Kata Uswah, “Beberapa program CSR unggulan kami di masa Pandemi Covid-19 dan kenormalan baru, selain bantuan sembako, masker, APD, dan sejenisnya bagi masyarakat termasuk di rest area, kami juga melakukan mitigasi dan adaptasi Program Kampung Iklim (ProKlim) di KBA.”
“Program ini dilakukan dengan keterlibatan masyarakat dan pemangku kepentingan lain untuk melakukan penguatan kapasitas adaptasi terhadap dampak perubahan iklim dan penurunan emisi gas. Dalam hal ini, kami banyak melakukan tanaman produktif, seperti jambu air dan jeruk Kalimantan di desa binaan KBA. Selain itu, kami juga melakuakn penghijauan di sekitar jalan tol yang menjadi wilayah operasional kami,” ujarnya.
Di samping itu, untuk keberlangsungan layanan operasional di saat pandemi, perusahaan juga memberikan perhatian ekstra dengan memberikan bantuan kepada para karyawan agar tetap prima dalam memiliki kesiapsiagaan dalam melayani masyarakat pengguna jalan tol. Maklum tidak semua pekerja dapat bekerja dari rumah saat pandemi Covid-19, namun harus bekerja seperti biasa demi melayani kebutuhan warga pengguna jalan tol. Antara lain, petugas patroli, PJR jalan tol, pultol, keamanan dan ketertiban, termasuk tim medis.
Dalam hal ini, PT MMS juga memberikan perhatian ekstra. Antara memberikan masker dan sarung tangan setiap harinya saat bertugas di lapangan.
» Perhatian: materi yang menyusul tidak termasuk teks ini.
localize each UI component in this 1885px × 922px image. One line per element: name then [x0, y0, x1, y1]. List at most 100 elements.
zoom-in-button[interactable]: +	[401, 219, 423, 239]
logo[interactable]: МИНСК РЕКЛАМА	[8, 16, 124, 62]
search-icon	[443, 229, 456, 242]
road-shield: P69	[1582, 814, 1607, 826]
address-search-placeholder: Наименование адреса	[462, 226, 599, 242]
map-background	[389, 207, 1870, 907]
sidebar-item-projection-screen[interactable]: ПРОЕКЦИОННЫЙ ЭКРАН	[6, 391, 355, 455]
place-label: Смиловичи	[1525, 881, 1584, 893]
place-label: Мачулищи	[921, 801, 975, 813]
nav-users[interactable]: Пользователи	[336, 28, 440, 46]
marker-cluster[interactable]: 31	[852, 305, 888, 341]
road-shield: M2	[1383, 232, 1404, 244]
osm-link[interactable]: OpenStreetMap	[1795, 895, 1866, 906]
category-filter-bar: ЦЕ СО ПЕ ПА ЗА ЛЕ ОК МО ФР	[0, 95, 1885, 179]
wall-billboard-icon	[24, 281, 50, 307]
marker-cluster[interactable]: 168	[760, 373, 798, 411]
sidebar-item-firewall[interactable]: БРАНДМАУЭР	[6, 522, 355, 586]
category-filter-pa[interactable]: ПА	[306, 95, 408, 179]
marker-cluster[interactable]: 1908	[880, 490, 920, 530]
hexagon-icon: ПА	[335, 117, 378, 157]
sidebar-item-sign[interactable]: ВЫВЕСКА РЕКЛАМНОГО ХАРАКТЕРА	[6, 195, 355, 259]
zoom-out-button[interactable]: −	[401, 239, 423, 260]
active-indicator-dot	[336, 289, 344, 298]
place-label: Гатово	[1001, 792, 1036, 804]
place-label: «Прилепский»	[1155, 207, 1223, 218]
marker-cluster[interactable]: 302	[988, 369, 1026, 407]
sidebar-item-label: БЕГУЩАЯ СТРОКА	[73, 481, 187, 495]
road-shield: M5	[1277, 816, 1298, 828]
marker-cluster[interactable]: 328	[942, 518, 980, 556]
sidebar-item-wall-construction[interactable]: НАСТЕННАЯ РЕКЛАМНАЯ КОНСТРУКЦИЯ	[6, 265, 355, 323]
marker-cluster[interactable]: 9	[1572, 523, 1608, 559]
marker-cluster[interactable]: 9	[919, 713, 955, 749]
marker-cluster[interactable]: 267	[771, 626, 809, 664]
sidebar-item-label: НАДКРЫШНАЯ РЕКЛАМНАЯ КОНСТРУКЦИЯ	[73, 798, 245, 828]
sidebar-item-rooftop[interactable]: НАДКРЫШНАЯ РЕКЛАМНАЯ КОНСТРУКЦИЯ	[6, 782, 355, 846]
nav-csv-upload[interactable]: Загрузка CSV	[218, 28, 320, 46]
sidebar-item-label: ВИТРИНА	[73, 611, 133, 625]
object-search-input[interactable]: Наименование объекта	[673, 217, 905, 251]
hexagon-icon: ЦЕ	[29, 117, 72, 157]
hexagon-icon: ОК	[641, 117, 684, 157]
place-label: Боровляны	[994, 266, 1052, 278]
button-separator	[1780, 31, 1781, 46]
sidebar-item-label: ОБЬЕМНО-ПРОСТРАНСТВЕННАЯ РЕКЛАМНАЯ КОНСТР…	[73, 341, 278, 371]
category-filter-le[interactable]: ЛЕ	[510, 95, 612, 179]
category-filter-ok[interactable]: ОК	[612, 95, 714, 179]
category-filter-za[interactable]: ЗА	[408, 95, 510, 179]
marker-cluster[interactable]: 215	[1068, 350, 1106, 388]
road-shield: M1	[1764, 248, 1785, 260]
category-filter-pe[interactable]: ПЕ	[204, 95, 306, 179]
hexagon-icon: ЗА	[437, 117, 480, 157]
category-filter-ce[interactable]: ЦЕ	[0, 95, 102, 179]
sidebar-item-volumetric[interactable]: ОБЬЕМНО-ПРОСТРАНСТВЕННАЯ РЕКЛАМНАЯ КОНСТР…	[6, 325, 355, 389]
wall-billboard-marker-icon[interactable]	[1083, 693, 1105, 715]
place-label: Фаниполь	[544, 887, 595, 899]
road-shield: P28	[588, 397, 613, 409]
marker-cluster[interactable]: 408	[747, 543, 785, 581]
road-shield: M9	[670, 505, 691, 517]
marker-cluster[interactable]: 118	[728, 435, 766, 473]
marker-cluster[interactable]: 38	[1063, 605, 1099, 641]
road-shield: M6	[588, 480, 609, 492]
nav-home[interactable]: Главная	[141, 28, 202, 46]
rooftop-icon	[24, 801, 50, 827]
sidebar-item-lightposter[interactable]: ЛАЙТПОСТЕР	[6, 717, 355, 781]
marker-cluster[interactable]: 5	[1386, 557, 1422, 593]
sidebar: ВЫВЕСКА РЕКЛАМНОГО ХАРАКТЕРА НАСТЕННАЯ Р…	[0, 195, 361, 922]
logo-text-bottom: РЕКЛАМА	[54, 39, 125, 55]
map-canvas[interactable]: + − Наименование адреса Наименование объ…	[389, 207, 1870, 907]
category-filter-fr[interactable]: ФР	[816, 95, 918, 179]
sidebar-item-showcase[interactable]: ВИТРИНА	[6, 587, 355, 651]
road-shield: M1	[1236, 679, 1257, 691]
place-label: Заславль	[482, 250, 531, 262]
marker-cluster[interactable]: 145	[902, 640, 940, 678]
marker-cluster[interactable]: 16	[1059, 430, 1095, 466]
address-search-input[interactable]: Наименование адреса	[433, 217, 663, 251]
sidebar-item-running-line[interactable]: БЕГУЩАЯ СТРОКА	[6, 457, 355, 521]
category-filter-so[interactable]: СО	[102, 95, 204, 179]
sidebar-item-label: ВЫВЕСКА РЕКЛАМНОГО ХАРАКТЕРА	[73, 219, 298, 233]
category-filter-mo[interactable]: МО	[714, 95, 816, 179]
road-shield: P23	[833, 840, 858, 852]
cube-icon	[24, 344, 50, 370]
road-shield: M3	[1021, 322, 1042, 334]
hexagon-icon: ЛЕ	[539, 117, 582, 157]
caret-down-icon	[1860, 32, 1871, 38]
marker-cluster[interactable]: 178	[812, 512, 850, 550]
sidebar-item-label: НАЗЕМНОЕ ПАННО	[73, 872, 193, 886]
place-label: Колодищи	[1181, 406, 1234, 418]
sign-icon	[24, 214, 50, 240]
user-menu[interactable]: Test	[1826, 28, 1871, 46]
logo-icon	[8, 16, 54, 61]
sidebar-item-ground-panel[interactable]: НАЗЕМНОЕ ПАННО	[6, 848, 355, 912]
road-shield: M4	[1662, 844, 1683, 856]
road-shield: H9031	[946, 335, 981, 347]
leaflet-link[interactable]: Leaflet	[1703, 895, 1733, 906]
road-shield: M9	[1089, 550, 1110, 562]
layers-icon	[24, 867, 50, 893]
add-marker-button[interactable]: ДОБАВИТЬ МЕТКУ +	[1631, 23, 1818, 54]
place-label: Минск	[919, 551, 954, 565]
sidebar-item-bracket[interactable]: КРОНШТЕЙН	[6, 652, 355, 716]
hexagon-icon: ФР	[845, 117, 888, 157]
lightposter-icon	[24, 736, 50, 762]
Mereka juga dilakukan pemeriksaan suhu tubuh karyawan atau tamu yang datang ke area kantor maupun lapangan.
Tak hanya itu, untuk tetap menjaga daya tahan tubuh, setiap hari karyawan lapangan ini juga diberikan suplemen tambahan seperti susu dan vitamin C sebelum bekerja. Sebagai salah satu upaya preventif (pencegahan), petugas MMS juga rutin melakukan publikasi untuk menginfokan terkait pencegahan di rest area serta area kantor. Info pencegahan Covid-19 ini juga dilakukan melalui media sosial, website, dan blast email ke media cetak, elektronik, dan online.